To some extent Reif took the same approach to the “symphony” part of the program, Gustave Holst’s Opus 32 seven-movement suite, The Planets. However, in contrast to Liszt, Holst had an awesomely impeccable command of orchestral resources. Over the course of the suite’s seven movements, each of which had a “personality trait” for the mythical namesake of each of the planets, Holst’s ability to keep the entirety of his instrumental resources in balance never faltered. Last night this was most evident when one encounters the mournful voice of a bass oboe in the depiction of Saturn as “the Bringer of Old Age.”

It is also worth considering the extent to which Holst allowed his own listening experience to impact his efforts as a composer. Uranus is described as “the Magician.” However, his theme is not one of summoning up arcane spells. Instead, it is, as Scott Foglesong described it in the program book, “a galumphing dance.” One might think, “This is a magician?;” but then one might realize that Holst may have been nodding at Paul Dukas’ “The Sorcerer’s Apprentice,” whose protagonist prances around to music whose rhythm bears a strong family resemblance. Similarly, it is hard to imagine that Holst did not have the last of Claude Debussy’s orchestral nocturnes in mind when he deployed a choir of female voices for the distant connotations of the final “Neptune” movement.

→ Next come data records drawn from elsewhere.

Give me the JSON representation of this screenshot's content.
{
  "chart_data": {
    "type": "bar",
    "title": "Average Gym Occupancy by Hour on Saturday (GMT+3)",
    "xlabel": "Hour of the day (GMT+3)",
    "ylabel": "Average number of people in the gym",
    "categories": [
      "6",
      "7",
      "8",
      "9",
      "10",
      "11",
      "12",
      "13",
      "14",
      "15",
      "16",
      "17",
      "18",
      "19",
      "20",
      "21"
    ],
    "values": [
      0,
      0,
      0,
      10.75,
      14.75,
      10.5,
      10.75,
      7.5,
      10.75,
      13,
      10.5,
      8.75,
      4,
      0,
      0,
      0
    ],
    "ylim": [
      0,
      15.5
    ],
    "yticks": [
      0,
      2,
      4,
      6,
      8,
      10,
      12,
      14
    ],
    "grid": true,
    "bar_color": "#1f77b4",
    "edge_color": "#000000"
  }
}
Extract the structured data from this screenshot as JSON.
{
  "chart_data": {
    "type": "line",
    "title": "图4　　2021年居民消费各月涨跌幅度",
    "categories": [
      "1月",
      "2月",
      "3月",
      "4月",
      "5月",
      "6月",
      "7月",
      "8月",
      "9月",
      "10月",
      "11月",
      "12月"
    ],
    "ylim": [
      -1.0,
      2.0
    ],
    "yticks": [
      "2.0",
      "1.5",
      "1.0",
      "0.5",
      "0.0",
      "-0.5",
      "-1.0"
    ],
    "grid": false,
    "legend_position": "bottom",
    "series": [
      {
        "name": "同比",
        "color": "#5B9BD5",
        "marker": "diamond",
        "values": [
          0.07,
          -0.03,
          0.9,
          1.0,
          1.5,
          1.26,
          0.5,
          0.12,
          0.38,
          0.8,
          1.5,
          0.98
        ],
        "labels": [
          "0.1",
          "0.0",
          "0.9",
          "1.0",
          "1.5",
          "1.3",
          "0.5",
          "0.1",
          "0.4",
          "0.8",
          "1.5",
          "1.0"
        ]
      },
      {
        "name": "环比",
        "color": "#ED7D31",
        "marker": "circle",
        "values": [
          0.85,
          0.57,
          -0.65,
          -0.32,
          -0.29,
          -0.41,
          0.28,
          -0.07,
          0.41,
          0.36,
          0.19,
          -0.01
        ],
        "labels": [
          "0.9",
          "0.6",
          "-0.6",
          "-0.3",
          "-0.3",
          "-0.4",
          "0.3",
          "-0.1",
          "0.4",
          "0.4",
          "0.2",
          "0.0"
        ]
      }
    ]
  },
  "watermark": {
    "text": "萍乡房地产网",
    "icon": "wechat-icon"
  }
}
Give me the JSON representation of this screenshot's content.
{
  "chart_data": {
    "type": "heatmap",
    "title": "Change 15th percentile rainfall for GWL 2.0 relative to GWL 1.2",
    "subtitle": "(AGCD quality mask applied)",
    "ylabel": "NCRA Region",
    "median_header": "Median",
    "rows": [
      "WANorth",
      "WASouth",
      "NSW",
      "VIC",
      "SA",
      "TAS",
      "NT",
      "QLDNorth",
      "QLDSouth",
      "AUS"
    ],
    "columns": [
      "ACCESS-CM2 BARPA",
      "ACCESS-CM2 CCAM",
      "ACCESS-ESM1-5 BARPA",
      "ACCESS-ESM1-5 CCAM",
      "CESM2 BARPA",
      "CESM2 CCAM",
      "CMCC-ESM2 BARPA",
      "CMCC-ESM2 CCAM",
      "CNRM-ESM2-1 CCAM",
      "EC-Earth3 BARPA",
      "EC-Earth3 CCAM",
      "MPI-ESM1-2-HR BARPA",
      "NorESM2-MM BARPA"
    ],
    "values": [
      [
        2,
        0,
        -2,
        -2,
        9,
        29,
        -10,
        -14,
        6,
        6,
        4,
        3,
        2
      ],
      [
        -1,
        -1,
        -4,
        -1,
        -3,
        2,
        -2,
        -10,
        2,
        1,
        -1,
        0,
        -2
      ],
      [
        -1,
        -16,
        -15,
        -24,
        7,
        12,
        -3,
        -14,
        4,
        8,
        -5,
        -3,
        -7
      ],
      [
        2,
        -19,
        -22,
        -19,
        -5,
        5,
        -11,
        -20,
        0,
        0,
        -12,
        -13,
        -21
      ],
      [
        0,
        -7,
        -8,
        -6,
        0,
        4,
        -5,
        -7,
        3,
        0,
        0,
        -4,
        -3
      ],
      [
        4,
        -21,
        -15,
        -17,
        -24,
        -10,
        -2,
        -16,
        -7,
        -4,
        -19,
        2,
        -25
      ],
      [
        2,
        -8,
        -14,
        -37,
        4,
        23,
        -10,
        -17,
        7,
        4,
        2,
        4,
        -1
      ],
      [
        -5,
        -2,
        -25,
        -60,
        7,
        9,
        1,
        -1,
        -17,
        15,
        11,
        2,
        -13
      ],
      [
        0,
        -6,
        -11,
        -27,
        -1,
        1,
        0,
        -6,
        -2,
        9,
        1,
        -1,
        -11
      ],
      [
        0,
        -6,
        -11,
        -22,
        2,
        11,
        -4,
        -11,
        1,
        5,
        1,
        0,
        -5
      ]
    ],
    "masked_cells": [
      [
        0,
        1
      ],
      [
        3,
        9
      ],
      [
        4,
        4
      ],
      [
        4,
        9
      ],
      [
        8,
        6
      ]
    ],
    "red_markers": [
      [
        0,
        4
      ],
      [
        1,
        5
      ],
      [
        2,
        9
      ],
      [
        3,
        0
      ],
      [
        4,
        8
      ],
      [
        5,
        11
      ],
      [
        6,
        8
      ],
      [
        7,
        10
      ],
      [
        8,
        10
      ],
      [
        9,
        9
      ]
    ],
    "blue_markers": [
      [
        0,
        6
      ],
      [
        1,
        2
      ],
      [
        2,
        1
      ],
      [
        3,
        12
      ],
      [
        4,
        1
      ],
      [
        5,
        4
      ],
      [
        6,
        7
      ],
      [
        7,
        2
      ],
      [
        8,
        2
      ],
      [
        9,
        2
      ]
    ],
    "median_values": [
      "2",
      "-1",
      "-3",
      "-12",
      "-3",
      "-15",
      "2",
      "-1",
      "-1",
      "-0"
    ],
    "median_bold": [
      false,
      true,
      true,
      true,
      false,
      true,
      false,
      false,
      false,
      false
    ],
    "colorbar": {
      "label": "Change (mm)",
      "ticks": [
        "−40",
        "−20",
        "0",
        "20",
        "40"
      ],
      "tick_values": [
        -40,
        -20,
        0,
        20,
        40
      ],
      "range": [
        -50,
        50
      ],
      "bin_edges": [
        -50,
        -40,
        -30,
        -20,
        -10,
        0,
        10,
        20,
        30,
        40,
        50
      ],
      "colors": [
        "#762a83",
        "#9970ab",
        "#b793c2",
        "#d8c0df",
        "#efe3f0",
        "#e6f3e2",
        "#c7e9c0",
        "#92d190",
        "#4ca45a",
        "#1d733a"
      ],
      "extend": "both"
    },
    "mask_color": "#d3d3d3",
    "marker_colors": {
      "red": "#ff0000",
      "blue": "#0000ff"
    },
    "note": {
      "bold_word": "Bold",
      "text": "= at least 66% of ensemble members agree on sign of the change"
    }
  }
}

Sadly, one might have appreciated some of these subtleties better had Reif not decided to overload every loud passage. The impact was certainly blood-curdling in the opening “Mars” movement. However, when Uranus’ “galumphing” burst out with the same intensity, it was a wonder that the eardrums were still up to the subtleties of “Neptune.” Some of us would like to believe that there is more to Holst’s music than raw spectacle.

Reif managed both his instrumental resources and his dynamics far better in the evening’s “overture,” which was actually the instrumental prologue to the first act of Richard Wagner’s opera Götterdämmerung (twilight of the gods). Most listeners know that this is the last of the four operas that constitute Der Ring des Nibelungen. For those familiar with the entire cycle, that prologue, usually known as “Siegfried’s Rhine Journey” serves up a remarkably comprehensive account of many of the themes that have cut across the entire four-opera cycle. Reif conducted as one who clearly knew the whole story and recognized the extent to which the music summarizes “the action thus far.” In doing so, he provided an excellent “warm-up” for all those planning to experience the entire four-opera cycle when it is presented by San Francisco Opera this coming June.